Share This Article
En verdad, la patria es la epigenética cultural que persiste y se cultiva más allá del suelo, ese que equivale a la eco-biología original de donde se alimentaron los ancestros. A veces, como es el caso de las familias migrantes, si no se cultiva “lo propio” a través de la lengua materna, de las comidas, de la religión nativa, del folclore, las personas se asimilan al acervo de las patrias locales donde permanecen y en donde nacen y crecen sus hijos. Y esa nueva realidad se transforma en “dulce patria”, cuando el entramado de vínculos culturales o epigenético es tal, que la persona hasta hace juramento o votos por ella. Al final, en ellos hay legítimamente dos patrias, una física -el origen de los genes- y una espiritual o cultural, el conjunto de vínculos, relaciones, símbolos, valores que uno defiende, adscribe y hasta muere por ellos. Producto del convivir y compartir un suelo cobijante, la patria es un lenguaje y una gramática de la realidad, la que nos hace ver y sentir el mundo de una determinada manera. Sin ir más lejos, nosotros los chilenos, en cuanto mestizos tenemos dos patrias superpuestas: el wallmapu original -el antiguo Chillimapu mapuche, de donde “migramos”- y el Chile andino-incaico-republicano-occidental. Por eso un mapuche, adscribe a dos patrias: la propia y la chilena o argentina.
Los países-estado en cambio, son aglomeraciones espaciales circunstanciales de personas cuya identidad “es una conveniente construcción cultural, una ensoñación fraguada por ciertos políticos, militares o poetas o elaborada convenientemente por la elite que captura el Estado, cuya arqueología puede rastrearse y someterse a crítica”(Gandolfo).
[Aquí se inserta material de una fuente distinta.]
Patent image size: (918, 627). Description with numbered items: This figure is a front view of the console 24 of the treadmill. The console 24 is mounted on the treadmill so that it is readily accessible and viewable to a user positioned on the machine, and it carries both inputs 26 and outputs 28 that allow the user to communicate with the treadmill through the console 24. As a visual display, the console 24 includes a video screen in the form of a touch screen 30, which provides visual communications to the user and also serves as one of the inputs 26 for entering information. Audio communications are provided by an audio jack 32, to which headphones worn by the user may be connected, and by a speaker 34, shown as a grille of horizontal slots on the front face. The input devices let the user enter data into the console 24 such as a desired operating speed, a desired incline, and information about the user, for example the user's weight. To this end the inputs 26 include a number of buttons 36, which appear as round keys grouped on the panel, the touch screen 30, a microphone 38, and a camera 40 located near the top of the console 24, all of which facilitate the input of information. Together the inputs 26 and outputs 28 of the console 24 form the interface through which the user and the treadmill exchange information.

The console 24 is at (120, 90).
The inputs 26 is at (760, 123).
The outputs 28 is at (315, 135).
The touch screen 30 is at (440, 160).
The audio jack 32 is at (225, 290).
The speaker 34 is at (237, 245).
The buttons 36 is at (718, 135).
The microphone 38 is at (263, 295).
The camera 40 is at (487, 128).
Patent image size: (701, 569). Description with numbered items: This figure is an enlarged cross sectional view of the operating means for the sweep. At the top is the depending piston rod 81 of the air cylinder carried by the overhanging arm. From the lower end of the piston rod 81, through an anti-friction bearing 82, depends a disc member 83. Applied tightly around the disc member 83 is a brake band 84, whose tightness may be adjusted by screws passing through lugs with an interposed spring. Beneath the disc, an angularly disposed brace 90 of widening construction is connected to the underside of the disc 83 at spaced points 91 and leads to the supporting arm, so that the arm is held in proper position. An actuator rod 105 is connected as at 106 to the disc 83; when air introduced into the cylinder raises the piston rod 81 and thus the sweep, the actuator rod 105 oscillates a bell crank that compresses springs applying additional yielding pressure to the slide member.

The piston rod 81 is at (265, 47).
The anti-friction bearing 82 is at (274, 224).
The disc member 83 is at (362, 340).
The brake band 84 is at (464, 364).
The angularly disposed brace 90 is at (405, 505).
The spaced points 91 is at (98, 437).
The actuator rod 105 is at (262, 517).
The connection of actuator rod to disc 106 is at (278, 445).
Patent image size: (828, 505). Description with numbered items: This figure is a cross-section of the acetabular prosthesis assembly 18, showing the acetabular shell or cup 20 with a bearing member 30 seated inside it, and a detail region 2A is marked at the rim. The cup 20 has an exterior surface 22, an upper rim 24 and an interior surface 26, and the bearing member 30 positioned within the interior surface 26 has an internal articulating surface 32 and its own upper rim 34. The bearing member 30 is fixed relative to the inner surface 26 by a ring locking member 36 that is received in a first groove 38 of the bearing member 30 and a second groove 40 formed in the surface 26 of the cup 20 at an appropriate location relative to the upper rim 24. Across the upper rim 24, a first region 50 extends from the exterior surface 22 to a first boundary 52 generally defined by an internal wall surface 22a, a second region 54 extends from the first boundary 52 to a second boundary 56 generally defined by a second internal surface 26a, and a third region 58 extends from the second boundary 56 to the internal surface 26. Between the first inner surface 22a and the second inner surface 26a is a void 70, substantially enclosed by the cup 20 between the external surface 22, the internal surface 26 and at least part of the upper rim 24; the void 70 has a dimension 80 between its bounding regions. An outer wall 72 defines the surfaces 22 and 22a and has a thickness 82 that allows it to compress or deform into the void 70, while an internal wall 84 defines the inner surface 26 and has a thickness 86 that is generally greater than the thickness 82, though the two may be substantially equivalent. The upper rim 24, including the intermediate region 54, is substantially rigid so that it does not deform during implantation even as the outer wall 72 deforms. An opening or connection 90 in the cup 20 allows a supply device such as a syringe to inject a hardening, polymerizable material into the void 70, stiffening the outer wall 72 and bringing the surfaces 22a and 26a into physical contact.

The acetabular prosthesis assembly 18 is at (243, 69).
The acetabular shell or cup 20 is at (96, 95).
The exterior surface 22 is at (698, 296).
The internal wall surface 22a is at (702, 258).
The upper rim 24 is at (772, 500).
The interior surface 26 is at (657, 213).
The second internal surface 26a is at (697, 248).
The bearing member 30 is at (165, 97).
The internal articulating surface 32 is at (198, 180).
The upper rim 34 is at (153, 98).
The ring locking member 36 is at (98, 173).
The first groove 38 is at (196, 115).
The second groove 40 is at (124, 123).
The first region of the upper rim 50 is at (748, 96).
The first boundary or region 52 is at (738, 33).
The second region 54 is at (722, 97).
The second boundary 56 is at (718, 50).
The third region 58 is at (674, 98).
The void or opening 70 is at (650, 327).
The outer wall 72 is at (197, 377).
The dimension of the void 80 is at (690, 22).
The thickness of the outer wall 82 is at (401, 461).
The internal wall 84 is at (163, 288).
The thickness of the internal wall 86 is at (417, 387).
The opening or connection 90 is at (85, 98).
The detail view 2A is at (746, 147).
Aceptemos pues, que nuestros países existen, pero no consisten, porque sus convenidos límites espaciales son un fluido histórico, una secuencia precaria de avatares político-sociales. Circunstancialmente Chile es lo que vemos en el mapa, pero hacia mediados del siglo XIX era mucho más ancho, pues poseímos la Patagonia argentina. Y antes, en la colonia hispana, en sus inicios incluía Tucumán y Mendoza y se le denominó Nueva Toledo. Y antes de España, la mitad de Chile (todo el norte y el centro), era parte de la provincia del Collasuyu incaico cuyo límite sur fue el río Maule. Tal como buena parte del siglo XIX, Bolivia poseía Tarapacá y la gran Colombia de Bolívar llegó a cobijar a cinco países, incluyendo la misma Bolivia.
Al constituirnos como Estado -inicios del siglo XIX- regía la ideología nacionalista según la cual a cada Estado le correspondía una nación, entendida ésta como una entidad espiritual, dotada de una identidad o alma colectiva única, prolongándose en el tiempo, supuestamente compartido por generaciones pasadas, presentes y futuras. Esta conjetura es de dudosa racionalidad,pues en Chile siempre han coexistido muchos Chiles, varias naciones o pueblos originarios, más allá de que hoy toda la población devenga en mestiza y bastante homogénea, aunque no quiera reconocerlo. Al punto que dentro de ella hay ciertas elites que se creen “naciones apartes”, castas europeizantes no procedentes del barro originario. Al momento de conformarse nuestro país como república, la patria era diversa en naciones, por lo que O´Higgins y Carrera pugnaban por un Estado “plurinacional” y no “mononacional” como al final se impuso. El Libertador anhelaba no solo una patria de criollos y leales españoles, sino que coexistieran sus naciones originarias diversas aunque emparentadas, bajo un mismo Estado: araucanos, cuncos, pewenches, moluches, puelches, etc. O´Higgins modelo de patriota, aparte de reconocer la autonomía de esas naciones, fue el primero y el último Jefe de Estado, el único en toda nuestra historia, que fue hablante de chezungun, esa otra patria que es la lengua materna.